Gli ho risposto che non ho tempo, a differenza di Michelangelo, per facilitargli il papato. Affrescando le sue “cappelle”. E che ho da mangiar la pappina.

Sì, mostro un mio libro a una mostra ma non nel senso di presentazione, appunto, di qualcosa in vetrina, bensì come femminile di mostro, cioè un cesso di donna. Ah ah. Cioè non le “opere d’arte” di Cattelan, vendute a caro prezzo ai fessi, grazie alle quali Cattelan si è comprato ventimila bagni nuovi, ma quelle donne diarreiche. Le merdose. Si trovano in ogni angolo delle topaie, sì, son tope da biblioteche che si credono gran signore ma invero vi dico son più zoccole di Marina Ripa di Meana. Una che provocava Sgarbi con le sue merde d’artista.

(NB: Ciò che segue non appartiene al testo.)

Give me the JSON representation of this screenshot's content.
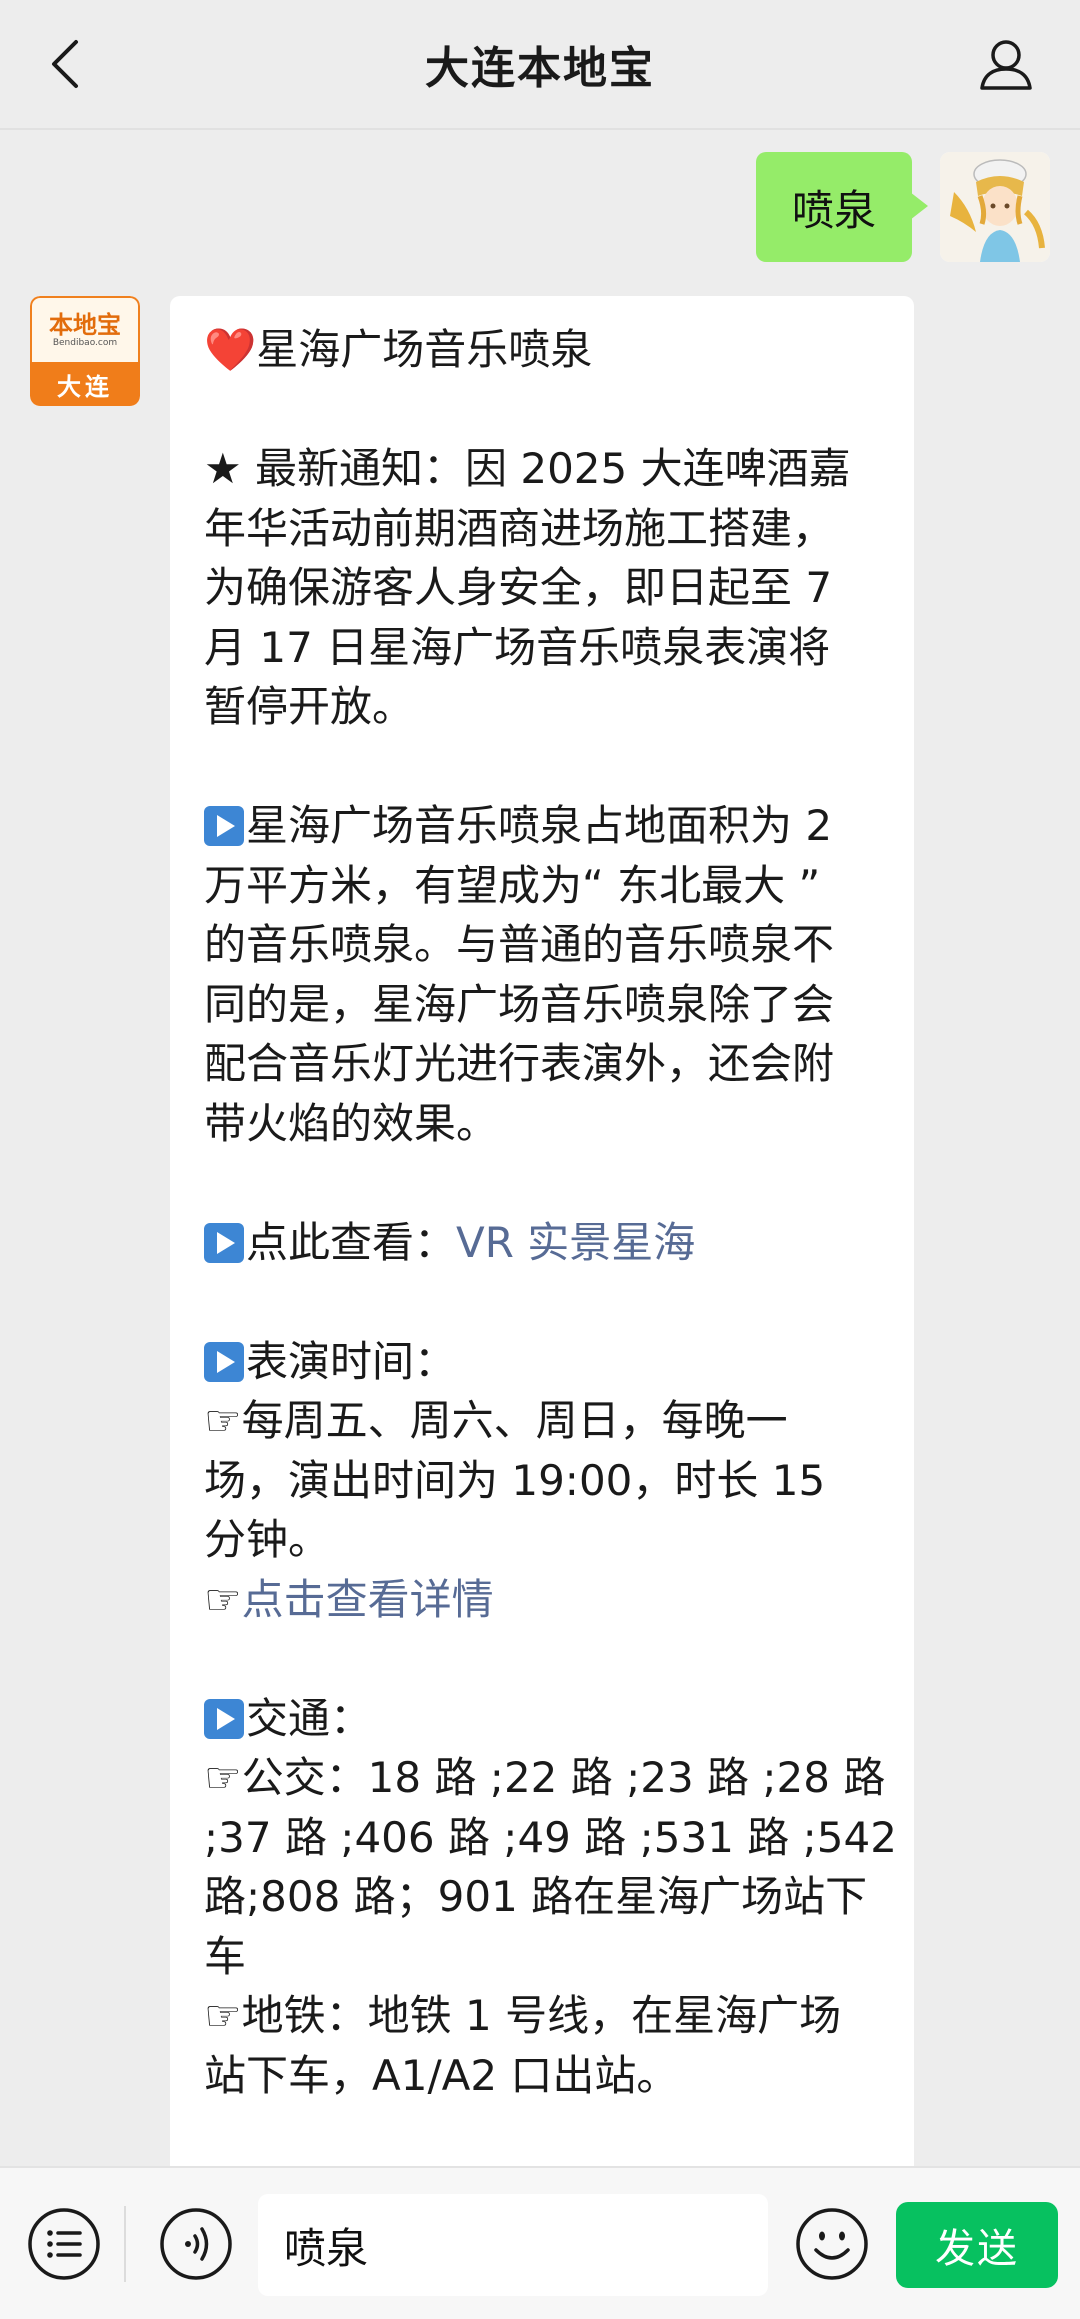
{
  "header": {
    "title": "大连本地宝",
    "back_icon": "chevron-left-icon",
    "profile_icon": "person-icon"
  },
  "outgoing_message": {
    "text": "喷泉",
    "bubble_color": "#95ec69"
  },
  "bot": {
    "avatar_brand": "本地宝",
    "avatar_sub": "Bendibao.com",
    "avatar_city": "大连",
    "brand_color": "#f07d1a"
  },
  "reply": {
    "l01": "星海广场音乐喷泉",
    "l02": "★ 最新通知：因 2025 大连啤酒嘉",
    "l03": "年华活动前期酒商进场施工搭建，",
    "l04": "为确保游客人身安全，即日起至 7",
    "l05": "月 17 日星海广场音乐喷泉表演将",
    "l06": "暂停开放。",
    "l07": "星海广场音乐喷泉占地面积为 2",
    "l08": "万平方米，有望成为“ 东北最大 ”",
    "l09": "的音乐喷泉。与普通的音乐喷泉不",
    "l10": "同的是，星海广场音乐喷泉除了会",
    "l11": "配合音乐灯光进行表演外，还会附",
    "l12": "带火焰的效果。",
    "l13_prefix": "点此查看：",
    "l13_link": "VR 实景星海",
    "l14": "表演时间：",
    "l15": "每周五、周六、周日，每晚一",
    "l16": "场，演出时间为 19:00，时长 15",
    "l17": "分钟。",
    "l18_link": "点击查看详情",
    "l19": "交通：",
    "l20": "公交：18 路 ;22 路 ;23 路 ;28 路",
    "l21": ";37 路 ;406 路 ;49 路 ;531 路 ;542",
    "l22": "路;808 路；901 路在星海广场站下",
    "l23": "车",
    "l24": "地铁：地铁 1 号线，在星海广场",
    "l25": "站下车，A1/A2 口出站。",
    "heart_glyph": "❤️",
    "hand_glyph": "☞",
    "link_color": "#576b95"
  },
  "inputbar": {
    "menu_icon": "list-icon",
    "voice_icon": "voice-icon",
    "input_value": "喷泉",
    "emoji_icon": "smiley-icon",
    "send_label": "发送",
    "send_color": "#07c160"
  }
}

Una di queste è venuta a rompermi il cazzo, ieri sera.

Ripeto, le ho fatto leggere la sinossi del mio libro per chiederle umilmente se le piaceva.

Al che, con toni cattedratici da maestrina tu mi stufi, si è posta così.

– Chi l’ha scritta?

– Secondo te, chi l’ha scritta?

– Non dirmi che l’hai scritta tu.

– Sì, io sono il factotum. Sono io il curatore delle sinossi.

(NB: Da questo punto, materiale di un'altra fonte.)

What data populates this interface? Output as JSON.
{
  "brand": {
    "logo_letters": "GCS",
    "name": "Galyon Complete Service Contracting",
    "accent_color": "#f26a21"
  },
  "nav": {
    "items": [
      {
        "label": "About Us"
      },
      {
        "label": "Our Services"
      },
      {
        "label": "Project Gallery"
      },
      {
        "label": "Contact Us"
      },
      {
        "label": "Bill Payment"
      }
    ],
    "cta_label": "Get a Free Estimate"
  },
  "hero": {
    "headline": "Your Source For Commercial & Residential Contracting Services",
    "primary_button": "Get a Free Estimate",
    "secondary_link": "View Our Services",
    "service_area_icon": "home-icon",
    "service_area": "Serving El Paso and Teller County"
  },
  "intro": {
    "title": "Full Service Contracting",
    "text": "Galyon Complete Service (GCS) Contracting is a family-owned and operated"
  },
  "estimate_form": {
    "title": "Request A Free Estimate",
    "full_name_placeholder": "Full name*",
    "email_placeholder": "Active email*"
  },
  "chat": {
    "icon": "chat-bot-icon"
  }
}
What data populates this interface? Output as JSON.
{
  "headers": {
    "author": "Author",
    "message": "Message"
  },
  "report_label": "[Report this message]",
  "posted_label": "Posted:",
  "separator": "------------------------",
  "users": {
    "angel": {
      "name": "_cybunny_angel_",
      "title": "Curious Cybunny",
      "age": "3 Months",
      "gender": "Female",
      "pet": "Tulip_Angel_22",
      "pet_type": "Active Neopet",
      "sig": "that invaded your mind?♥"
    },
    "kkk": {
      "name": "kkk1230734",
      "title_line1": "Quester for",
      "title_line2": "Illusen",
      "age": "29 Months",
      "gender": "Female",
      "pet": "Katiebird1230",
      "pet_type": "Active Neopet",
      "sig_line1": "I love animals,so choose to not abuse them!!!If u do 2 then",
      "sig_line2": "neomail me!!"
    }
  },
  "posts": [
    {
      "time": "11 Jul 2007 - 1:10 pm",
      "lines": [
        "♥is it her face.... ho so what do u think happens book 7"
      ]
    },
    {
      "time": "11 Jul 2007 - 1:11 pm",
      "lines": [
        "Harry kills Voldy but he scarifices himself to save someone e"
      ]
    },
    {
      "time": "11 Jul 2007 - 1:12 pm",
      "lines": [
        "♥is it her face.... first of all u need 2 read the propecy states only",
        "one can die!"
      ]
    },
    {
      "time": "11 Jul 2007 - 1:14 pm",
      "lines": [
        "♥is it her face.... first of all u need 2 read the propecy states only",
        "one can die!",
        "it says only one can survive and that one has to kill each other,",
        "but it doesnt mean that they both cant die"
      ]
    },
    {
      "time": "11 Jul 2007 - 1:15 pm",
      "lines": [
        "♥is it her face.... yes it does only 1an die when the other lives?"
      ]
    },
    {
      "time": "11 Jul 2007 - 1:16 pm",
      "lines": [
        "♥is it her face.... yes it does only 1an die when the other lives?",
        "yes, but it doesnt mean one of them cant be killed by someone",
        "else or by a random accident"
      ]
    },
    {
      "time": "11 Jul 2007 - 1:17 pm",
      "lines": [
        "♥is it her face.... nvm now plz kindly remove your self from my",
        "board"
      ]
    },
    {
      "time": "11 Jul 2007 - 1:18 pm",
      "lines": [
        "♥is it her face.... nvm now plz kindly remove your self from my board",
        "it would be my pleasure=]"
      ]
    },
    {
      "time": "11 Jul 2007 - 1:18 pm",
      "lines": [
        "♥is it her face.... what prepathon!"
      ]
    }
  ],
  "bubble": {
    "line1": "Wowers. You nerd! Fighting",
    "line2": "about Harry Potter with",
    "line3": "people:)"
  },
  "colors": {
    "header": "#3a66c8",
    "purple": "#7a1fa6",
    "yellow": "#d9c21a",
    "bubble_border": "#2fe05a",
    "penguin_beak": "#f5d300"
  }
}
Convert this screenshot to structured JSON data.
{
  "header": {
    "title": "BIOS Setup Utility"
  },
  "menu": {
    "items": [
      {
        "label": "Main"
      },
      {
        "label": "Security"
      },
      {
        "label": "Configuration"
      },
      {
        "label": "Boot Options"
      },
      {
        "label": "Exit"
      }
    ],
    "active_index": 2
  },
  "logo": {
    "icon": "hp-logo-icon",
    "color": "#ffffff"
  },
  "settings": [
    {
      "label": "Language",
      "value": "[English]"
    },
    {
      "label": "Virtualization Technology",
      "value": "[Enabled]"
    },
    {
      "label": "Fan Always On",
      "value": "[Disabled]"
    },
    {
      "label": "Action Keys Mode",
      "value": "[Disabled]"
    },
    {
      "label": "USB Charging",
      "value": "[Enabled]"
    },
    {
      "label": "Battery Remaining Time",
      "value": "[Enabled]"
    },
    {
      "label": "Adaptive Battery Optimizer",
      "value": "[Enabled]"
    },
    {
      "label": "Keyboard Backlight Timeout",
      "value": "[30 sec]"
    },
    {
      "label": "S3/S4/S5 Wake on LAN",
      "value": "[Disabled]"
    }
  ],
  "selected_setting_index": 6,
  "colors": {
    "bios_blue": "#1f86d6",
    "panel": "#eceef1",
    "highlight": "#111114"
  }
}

– Tu dovresti essere il curatore del tuo asino, figliolo. Ci sono troppi aggettivi. È impresentabile.

– Adoro lo stile massimalista. Barocco, eccessivo, caricato. Mah, Baricco. Tu invece ami lo stile minimalista?

– Io adoro lo stile.

– Sei una stilista, quindi, mah, pensavo che fossi una critica letteraria. Insomma, sei una donna da prêt-à-porter. Sì, mi sembravi Charlotte Rampling di Portiere di notte, invece mi hai denudato e pure sbattuto le porte in faccia.

– Ehi, ma che dici? Sei pazzo?

– Sì, talvolta sì. Soprattutto se qualcuno mi sbacchetta. Sono io che uso il bianchetto sui miei aggettivi, nessuna può “aggettivizzare” le mie opere. Le mie opere sono indescrivibili. Dobbiamo essere oggettivi, non puntigliosi sugli aggettivi.

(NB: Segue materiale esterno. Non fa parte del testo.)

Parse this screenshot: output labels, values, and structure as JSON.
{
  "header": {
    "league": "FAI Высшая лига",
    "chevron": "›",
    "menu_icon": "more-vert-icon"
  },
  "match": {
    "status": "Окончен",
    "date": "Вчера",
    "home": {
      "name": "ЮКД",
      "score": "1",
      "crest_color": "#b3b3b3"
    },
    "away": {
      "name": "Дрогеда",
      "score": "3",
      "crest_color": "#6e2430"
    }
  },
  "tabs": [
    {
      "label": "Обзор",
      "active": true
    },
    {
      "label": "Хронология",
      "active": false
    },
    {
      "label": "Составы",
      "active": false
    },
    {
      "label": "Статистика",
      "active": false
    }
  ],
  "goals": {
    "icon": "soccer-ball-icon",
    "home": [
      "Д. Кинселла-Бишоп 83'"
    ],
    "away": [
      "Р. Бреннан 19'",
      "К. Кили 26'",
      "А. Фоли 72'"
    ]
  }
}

– Nel senso che sono talmente brutte da essere inclassificabili?

– No, sono talmente belle ma così tanto belle in maniera inversamente proporzionale alla tua bellezza.

– Cioè?

– Cioè, secondo il calcolo delle proporzioni, Mariangela di Fantozzi, in confronto a te, è Monica Bellucci. Volevo usare un aggettivo dispregiativo di troppo ma avrei peccato di eufemismo.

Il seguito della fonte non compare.